PORTLAND, Ore.—Exascale supercomputers running a thousand times faster than today's petaflop machines will require newer performance measures, according to Sandia National Laboratories, which announced a 30 member committee effort to define a new standard with Intel, IBM, AMD, NVIDIA, and Oracle. Called Graph 500, a preliminary specification has already been made available to supercomputer makers for testing.
Graph 500 differs from the traditional Linpack by testing a supercomputer's skill at using graph theory to analyze the output streams from simulations in biological, security, social and similar large-scale problems. Graph 500 not only measures the traditional number crunching ability of supercomputers, but also their ability to shuttle around the very-large data sets represented by future supercomputers like those being addressed by the U.S. Department of Energy's exascale supercomputer initiative.
"Today's Linpack benchmark focuses on compute-intensive work, but we are looking at data intensive things," said Sandia researcher Richard Murphy.
The major problem today with very-large data sets is automating their analysis, which can sometimes take months longer than the actual collection and processing of the data. The theory is that the analysis of very-large simulations requires relatively simple calculations performed on select elements found in sparsely populated arrays representing huge numbers of participants. A three-tiered architecture is being proposed to partition the benchmarking problem into parallel executing graphs structures—one kernel handles linking sets of related members while a second performs parallel searches for the most relevant results from these graphs. And a third kernel is in the works.
Synthetic graph was generated by a method called Kronecker multiplication.

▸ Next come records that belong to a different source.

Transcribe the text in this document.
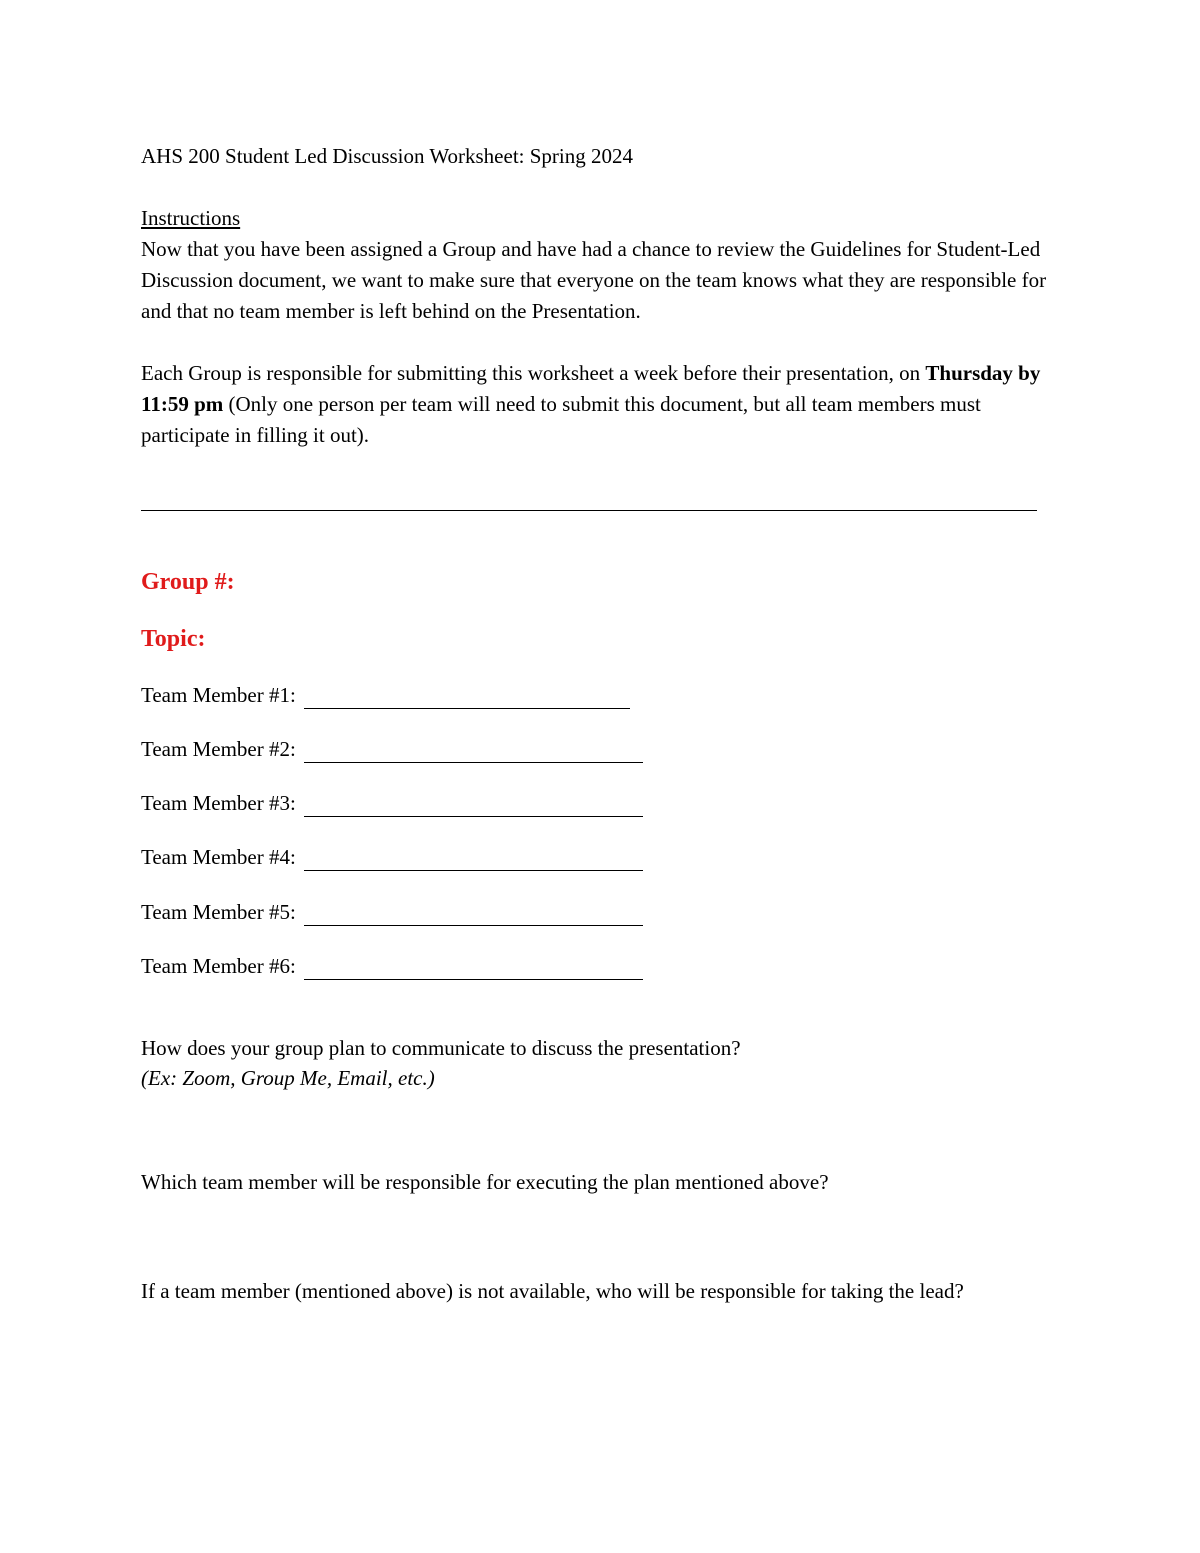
AHS 200 Student Led Discussion Worksheet: Spring 2024

Instructions

Now that you have been assigned a Group and have had a chance to review the Guidelines for Student-Led Discussion document, we want to make sure that everyone on the team knows what they are responsible for and that no team member is left behind on the Presentation.

Each Group is responsible for submitting this worksheet a week before their presentation, on Thursday by 11:59 pm (Only one person per team will need to submit this document, but all team members must participate in filling it out).

Group #:

Topic:

Team Member #1:
Team Member #2:
Team Member #3:
Team Member #4:
Team Member #5:
Team Member #6:

How does your group plan to communicate to discuss the presentation?

(Ex: Zoom, Group Me, Email, etc.)

Which team member will be responsible for executing the plan mentioned above?

If a team member (mentioned above) is not available, who will be responsible for taking the lead?
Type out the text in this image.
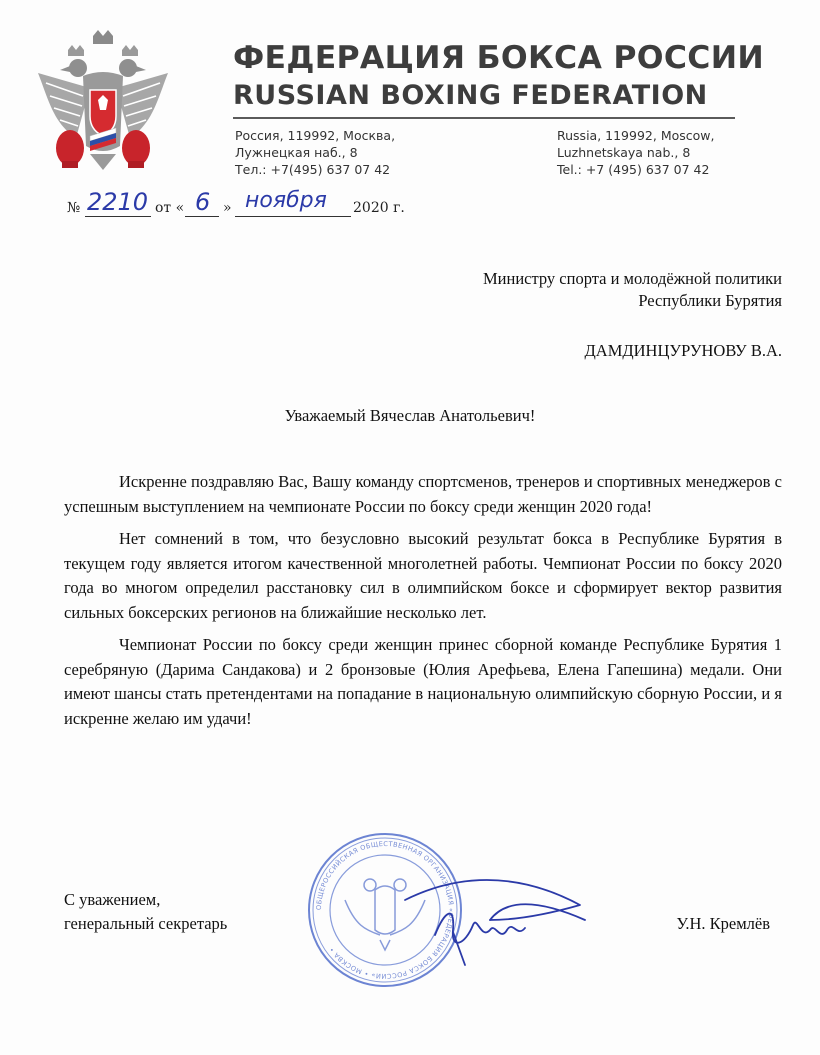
ФЕДЕРАЦИЯ БОКСА РОССИИ
RUSSIAN BOXING FEDERATION
Россия, 119992, Москва,
Лужнецкая наб., 8
Тел.: +7(495) 637 07 42
Russia, 119992, Moscow,
Luzhnetskaya nab., 8
Tel.: +7 (495) 637 07 42
№ 2210 от « 6 » ноября 2020 г.
Министру спорта и молодёжной политики
Республики Бурятия
ДАМДИНЦУРУНОВУ В.А.
Уважаемый Вячеслав Анатольевич!

Искренне поздравляю Вас, Вашу команду спортсменов, тренеров и спортивных менеджеров с успешным выступлением на чемпионате России по боксу среди женщин 2020 года!

Нет сомнений в том, что безусловно высокий результат бокса в Республике Бурятия в текущем году является итогом качественной многолетней работы. Чемпионат России по боксу 2020 года во многом определил расстановку сил в олимпийском боксе и сформирует вектор развития сильных боксерских регионов на ближайшие несколько лет.

Чемпионат России по боксу среди женщин принес сборной команде Республике Бурятия 1 серебряную (Дарима Сандакова) и 2 бронзовые (Юлия Арефьева, Елена Гапешина) медали. Они имеют шансы стать претендентами на попадание в национальную олимпийскую сборную России, и я искренне желаю им удачи!

ОБЩЕРОССИЙСКАЯ ОБЩЕСТВЕННАЯ ОРГАНИЗАЦИЯ «ФЕДЕРАЦИЯ БОКСА РОССИИ» • МОСКВА •
С уважением,
генеральный секретарь	У.Н. Кремлёв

Larger versions of this generator, modeling real-world graphs, are used in the Graph500 benchmark. (Courtesy of Jeremiah Willcock, Indiana University)
"The goal is to have some influence over how industry puts together supercomputers," said Murphy. "The shift to multicore processor architectures really is stressing the existing programming model. In ten years we will have a very different way of thinking about how the machine works," he said.
Typical problems amenable to analysis by graph theoretic means include cybersecurity, medical informatics, data enrichment, social- and symbolic-networks. For instance, cybersecurity routinely requires full scans of data sets with as many as 15 billion log entries per day. Medical informatics routinely analyses up to 50 million patient records requiring resulting in billions of items. Data enrichment applications, such as maritime domain awareness, can include hundreds of millions of individual transponders on tens of thousands of ships and tens of millions of individual cargo containers. Social and symbolic networks include petabyte sized data sets—for instance, the human cortex has 25 billion neurons each with approximately 7,000 connections.